Public sector lender United Bank of India is aiming to bring down its gross non-performing assets by over R500 crore in absolute terms in the current financial year.
The bank also expects to reduce its gross NPA as a percentage of total loans to 7.5% by this fiscal-end from over 9% at present.
While the bank’s NPA in absolute terms stood at R6,532.82 crore in the June quarter, the ratio of gross NPA during the same quarter was at 9.57%.
“Quarter-on-quarter on actual term our gross NPA is coming down. We will continue to do that. My goal is to bring it down to below R 6,000 by March, 2016,” United Bank of India managing director and chief executive officer P Srinivas told reporters on the sidelines of Ficci Banking conclave.

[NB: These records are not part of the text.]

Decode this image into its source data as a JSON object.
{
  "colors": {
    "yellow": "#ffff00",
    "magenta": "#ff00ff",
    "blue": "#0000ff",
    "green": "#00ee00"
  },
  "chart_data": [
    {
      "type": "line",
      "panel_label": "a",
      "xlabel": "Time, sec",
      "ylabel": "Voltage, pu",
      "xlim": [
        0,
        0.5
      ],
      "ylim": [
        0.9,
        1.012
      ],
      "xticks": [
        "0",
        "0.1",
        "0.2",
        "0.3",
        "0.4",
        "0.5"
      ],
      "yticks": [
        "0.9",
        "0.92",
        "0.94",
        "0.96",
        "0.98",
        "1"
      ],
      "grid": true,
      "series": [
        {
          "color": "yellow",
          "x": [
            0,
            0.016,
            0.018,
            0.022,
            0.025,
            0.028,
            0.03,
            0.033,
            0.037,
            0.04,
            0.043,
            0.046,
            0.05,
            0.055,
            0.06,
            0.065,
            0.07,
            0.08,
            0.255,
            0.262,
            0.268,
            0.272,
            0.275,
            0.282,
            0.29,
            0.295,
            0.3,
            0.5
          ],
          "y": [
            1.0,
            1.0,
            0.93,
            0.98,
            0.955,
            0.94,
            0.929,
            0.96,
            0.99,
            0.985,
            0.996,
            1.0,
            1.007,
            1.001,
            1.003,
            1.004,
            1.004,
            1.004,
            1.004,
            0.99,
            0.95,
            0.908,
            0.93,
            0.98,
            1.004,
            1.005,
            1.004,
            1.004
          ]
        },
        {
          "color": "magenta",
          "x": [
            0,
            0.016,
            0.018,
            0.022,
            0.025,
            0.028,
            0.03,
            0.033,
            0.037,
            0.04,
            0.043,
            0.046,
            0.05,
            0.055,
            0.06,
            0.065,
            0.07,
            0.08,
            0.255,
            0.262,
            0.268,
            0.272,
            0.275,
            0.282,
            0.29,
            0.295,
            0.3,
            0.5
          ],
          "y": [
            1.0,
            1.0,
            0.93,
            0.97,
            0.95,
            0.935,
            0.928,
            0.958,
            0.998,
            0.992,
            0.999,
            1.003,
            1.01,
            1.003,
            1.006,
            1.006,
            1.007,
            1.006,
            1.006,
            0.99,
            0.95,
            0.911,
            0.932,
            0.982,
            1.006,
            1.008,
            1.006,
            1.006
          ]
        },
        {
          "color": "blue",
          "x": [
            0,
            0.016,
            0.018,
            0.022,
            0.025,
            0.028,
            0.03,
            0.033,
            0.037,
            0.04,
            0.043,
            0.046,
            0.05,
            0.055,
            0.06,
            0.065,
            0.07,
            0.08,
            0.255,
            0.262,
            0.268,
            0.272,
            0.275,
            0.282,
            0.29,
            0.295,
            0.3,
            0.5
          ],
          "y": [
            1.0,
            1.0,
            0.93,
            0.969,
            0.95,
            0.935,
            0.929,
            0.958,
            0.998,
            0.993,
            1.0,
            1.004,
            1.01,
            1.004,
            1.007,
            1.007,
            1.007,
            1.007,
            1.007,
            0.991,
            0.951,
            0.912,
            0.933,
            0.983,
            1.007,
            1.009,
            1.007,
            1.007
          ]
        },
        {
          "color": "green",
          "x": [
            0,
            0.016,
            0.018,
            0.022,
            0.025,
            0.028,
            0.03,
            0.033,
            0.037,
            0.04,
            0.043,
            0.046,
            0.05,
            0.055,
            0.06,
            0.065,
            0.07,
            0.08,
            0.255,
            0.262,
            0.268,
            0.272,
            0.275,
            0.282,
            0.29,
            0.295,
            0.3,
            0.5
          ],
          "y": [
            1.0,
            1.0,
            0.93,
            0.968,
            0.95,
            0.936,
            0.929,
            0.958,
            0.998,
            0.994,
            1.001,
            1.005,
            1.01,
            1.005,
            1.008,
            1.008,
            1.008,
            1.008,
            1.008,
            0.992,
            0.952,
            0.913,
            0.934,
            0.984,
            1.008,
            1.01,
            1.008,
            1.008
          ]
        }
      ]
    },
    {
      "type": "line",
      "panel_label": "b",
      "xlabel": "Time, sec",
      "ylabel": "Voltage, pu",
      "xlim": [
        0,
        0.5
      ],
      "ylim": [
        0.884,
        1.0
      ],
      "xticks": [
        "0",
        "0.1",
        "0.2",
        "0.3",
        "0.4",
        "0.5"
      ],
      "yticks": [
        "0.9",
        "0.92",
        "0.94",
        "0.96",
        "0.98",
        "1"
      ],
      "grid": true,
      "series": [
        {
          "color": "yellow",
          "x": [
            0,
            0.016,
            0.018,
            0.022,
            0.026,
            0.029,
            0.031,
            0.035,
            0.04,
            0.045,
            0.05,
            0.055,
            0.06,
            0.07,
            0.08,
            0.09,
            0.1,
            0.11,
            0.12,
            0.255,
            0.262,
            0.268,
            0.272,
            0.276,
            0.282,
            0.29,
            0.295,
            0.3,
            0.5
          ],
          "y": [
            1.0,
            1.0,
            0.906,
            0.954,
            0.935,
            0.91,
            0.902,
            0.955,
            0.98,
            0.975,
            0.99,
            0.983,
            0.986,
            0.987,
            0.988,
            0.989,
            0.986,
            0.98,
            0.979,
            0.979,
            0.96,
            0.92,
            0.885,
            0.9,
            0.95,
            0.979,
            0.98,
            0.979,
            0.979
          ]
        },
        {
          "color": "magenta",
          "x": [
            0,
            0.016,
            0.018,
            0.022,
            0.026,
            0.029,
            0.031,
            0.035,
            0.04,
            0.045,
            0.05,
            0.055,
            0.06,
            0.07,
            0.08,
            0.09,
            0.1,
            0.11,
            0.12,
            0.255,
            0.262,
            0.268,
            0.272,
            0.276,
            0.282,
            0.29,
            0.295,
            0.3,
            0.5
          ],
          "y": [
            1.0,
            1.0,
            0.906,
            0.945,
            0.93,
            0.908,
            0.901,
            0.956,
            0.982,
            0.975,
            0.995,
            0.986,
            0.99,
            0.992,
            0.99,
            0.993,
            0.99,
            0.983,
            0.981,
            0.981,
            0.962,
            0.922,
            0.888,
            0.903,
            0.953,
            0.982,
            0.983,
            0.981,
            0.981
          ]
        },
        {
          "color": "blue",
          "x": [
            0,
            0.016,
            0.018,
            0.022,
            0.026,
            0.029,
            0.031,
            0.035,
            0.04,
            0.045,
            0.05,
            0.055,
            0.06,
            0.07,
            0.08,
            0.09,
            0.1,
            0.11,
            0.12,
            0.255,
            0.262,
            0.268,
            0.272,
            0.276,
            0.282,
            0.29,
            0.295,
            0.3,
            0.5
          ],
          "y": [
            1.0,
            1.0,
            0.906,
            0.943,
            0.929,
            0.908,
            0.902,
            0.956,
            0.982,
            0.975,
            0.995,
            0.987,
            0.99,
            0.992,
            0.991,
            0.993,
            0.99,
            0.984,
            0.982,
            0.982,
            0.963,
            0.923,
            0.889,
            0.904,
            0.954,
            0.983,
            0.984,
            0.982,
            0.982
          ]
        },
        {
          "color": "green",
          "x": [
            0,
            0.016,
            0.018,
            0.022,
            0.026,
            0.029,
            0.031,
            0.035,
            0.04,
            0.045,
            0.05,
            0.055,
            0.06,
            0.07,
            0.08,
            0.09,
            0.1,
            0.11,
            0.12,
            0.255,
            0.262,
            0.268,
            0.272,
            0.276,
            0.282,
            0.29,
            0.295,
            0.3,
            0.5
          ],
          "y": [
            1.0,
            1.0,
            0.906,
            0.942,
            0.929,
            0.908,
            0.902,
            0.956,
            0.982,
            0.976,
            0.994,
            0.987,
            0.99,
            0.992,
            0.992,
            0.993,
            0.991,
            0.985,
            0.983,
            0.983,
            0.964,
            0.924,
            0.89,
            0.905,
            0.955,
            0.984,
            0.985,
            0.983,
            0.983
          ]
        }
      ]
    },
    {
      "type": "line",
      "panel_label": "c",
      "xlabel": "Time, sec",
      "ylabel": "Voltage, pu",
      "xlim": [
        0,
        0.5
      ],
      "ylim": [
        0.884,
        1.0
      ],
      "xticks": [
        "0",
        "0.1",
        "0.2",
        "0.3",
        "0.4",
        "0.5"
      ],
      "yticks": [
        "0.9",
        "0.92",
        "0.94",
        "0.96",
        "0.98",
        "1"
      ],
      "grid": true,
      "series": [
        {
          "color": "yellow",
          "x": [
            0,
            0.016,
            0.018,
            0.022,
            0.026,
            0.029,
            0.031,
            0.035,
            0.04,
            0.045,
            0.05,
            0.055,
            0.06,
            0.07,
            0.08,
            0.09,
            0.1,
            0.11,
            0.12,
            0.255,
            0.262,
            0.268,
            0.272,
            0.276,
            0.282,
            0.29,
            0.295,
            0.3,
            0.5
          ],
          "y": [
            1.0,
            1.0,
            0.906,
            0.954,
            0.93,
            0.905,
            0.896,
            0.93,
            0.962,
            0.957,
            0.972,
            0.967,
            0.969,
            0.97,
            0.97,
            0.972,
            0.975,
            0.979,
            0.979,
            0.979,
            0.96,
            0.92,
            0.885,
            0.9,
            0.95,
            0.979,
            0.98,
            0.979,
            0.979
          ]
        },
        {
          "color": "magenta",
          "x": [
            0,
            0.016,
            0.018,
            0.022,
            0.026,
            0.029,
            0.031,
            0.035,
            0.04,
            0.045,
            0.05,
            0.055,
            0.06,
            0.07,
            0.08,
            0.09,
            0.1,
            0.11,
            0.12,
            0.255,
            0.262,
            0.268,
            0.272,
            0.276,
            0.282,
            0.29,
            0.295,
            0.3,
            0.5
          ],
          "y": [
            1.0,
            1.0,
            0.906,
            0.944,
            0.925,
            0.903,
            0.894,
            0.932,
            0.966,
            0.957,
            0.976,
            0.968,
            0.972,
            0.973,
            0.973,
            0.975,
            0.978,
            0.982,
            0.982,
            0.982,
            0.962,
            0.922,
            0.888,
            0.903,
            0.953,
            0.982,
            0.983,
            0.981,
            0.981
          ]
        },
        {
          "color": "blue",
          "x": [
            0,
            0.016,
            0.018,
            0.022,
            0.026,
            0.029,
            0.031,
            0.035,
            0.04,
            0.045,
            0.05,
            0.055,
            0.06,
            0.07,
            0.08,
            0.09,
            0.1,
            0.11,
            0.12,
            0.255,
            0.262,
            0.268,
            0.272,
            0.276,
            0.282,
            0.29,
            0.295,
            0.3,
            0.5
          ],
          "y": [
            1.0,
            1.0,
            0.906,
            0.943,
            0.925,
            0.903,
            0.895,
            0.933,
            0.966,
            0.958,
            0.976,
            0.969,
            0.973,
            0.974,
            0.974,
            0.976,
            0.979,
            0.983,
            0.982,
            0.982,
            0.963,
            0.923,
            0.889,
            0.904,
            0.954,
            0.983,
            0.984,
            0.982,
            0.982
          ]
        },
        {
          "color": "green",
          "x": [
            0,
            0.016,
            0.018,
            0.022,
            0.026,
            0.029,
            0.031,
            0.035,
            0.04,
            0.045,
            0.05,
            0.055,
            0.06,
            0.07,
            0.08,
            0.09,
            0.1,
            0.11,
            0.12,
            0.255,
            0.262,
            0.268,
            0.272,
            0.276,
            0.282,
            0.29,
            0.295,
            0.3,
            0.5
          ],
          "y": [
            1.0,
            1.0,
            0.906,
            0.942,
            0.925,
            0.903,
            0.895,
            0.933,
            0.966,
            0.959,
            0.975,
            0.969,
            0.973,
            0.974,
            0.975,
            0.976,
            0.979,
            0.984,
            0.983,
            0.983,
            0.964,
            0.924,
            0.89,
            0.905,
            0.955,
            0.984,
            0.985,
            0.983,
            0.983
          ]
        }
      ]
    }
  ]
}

Srinivas said bank credit was expected to pick up from the second half of the current fiscal and that would help his bank reduce its gross NPA ratio. “I expect my credit will also reasonably pick up. By March next year we expect gross NPA ratio to come down to about 7.5%,” he said.
According to the data provided by the Reserve Bank of India (RBI), United Bank topped the list of public sector lenders with maximum bad loans including restructured assets as a percentage of total advances.
Earlier this month, finance minister Arun Jaitley had said bad loans of state-run lenders reached “unacceptable” levels, expressing hope that the situation would improve in the coming quarters. Srinivas said his bank’s margins were getting impacted as “sizeable amount” of its loans were either restructured or became NPA.
“Thus, to reduce our cost of funds, I have slashed deposit rates three times in the last four months. Once our cost of funds comes down the bank will lower lending rates, but it will take time,” he pointed out.
United Bank may raise a small amount of tier-I capital from the market this quarter. It has urged the government to infuse R500 crore by March, 2016 to support its tier-I capital adequacy.